Heros Of Vitamin C
The twentieth century had its vitamin C heroes. Among them
Dr. Albert Szent-Gyorgyi (credited with discovering ascorbic acid crystals),
Irwin Stone (vitamin C as a missing link),
Linus Pauling (vitamin C and the common cold),
Frederick Klenner, MD (pioneer in megadoses of C), and
Robert Cathcart, MD (who developed the bowel-tolerance model of vitamin C dosage).
Vitamin C Keeps Us Together
This is the literal Truth. The presence of vitamin C is imperative to the health of every tissue and organ in our body. This is because the primary biochemical function of vitamin C is the synthesis of collagen. (Yes, this is the same material that is injected into lips and facial creases to create plumping. It also appears as an ingredient in cosmetics). Collagen is the body’s most important structural substance. It is a proteinous glue that supports and holds the tissues and organs together.

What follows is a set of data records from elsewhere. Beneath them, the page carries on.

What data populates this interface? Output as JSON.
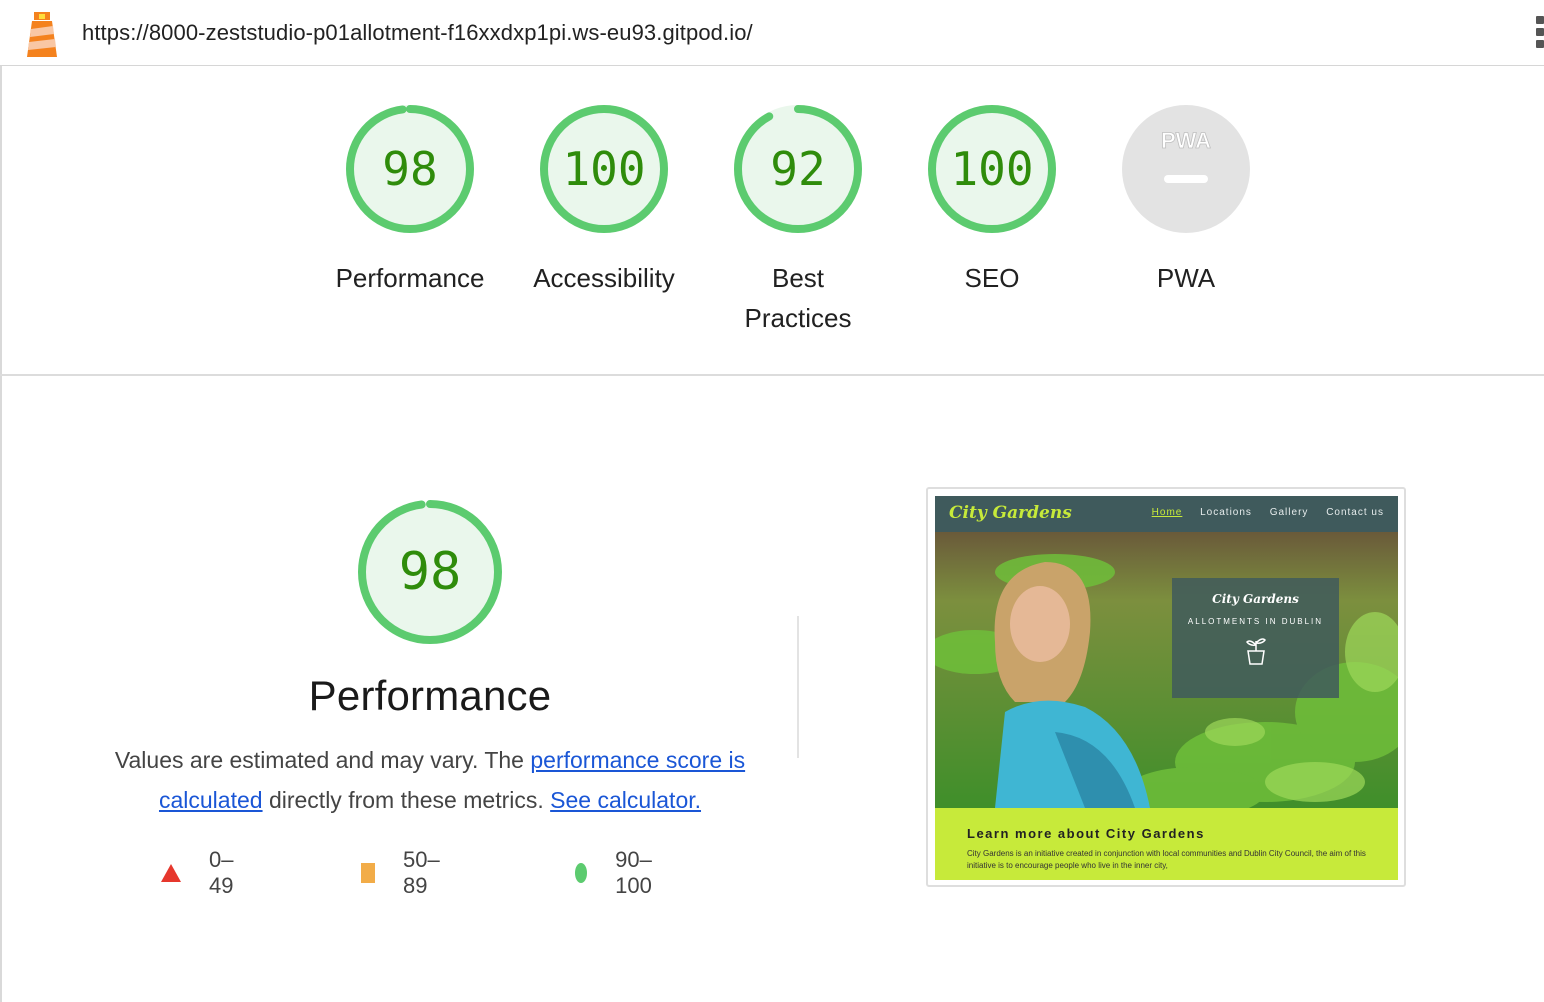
{
  "topbar": {
    "url": "https://8000-zeststudio-p01allotment-f16xxdxp1pi.ws-eu93.gitpod.io/",
    "logo_icon": "lighthouse-icon",
    "menu_icon": "kebab-menu-icon"
  },
  "gauges": [
    {
      "label": "Performance",
      "score": "98",
      "value": 98
    },
    {
      "label": "Accessibility",
      "score": "100",
      "value": 100
    },
    {
      "label": "Best Practices",
      "score": "92",
      "value": 92
    },
    {
      "label": "SEO",
      "score": "100",
      "value": 100
    },
    {
      "label": "PWA",
      "score": "",
      "badge": "PWA"
    }
  ],
  "performance": {
    "score": "98",
    "value": 98,
    "title": "Performance",
    "desc_prefix": "Values are estimated and may vary. The ",
    "link_score": "performance score is calculated",
    "desc_middle": " directly from these metrics. ",
    "link_calculator": "See calculator."
  },
  "legend": [
    {
      "range": "0–49",
      "shape": "triangle",
      "color": "#e6372d"
    },
    {
      "range": "50–89",
      "shape": "square",
      "color": "#f2ac48"
    },
    {
      "range": "90–100",
      "shape": "circle",
      "color": "#5ccb6f"
    }
  ],
  "thumbnail": {
    "brand": "City Gardens",
    "nav": [
      "Home",
      "Locations",
      "Gallery",
      "Contact us"
    ],
    "overlay_brand": "City Gardens",
    "overlay_tagline": "ALLOTMENTS IN DUBLIN",
    "heading": "Learn more about City Gardens",
    "paragraph": "City Gardens is an initiative created in conjunction with local communities and Dublin City Council, the aim of this initiative is to encourage people who live in the inner city,"
  },
  "colors": {
    "pass_green": "#5ccb6f",
    "pass_text": "#2f8c0b",
    "pass_bg": "#eaf7ec",
    "pwa_grey": "#e3e3e3",
    "link_blue": "#1a56d6"
  }
}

Collagen comprises about one-third of the body’s total protein weight, and is its most extensive tissue system. Collagen provides bones with toughness and flexibility while preventing brittleness. It strengthens the arteries and veins, supports the muscles, and toughens the ligaments. It supplies scar tissue for healing wounds and keeps our skin tissues soft, firm, and youthful. Not surprisingly, collagen is intimately connected with the entire aging process. Quite simply, without vitamin C, the body simply disintegrates.
In fact, this disintegration has a name. It is called scurvy. All vitamins have deficiency diseases associated with them. Scurvy is the deficiency disease of vitamin C, and it has caused the deaths of untold millions. It was 70 years before the British Navy mandated the stowing of citrus into ships’ stores. An estimated two million seamen died of scurvy. There’s more info in Scurvy: Disease of Discovery, by Jonathan Lamb.
By the late 1700s, James Lind, an Englishman (and later a ship’s surgeon), had conducted the first known controlled clinical study. His results demonstrated that men sick with “the scurvy” would recover rapidly when given fresh citrus. This eventually lead to British sailors eating limes, resulting in the sobriquet “Limeys”. Today in Western countries, scurvy is rare.
The tradition of policy lagging behind best practices backed by science continues today.
Without sufficient vitamin C, the body is unable to produce collagen. Gums bleed, leading to loss of teeth; bones become brittle and fracture; weakened arteries rupture and hemorrhage; muscles are useless. Wounds and sores never heal. As we have noted, eventually, the afflicted person dies. In essence, they fall apart.
Makes you want to start paying attention to how much vitamin C is in your daily diet, doesn’t it?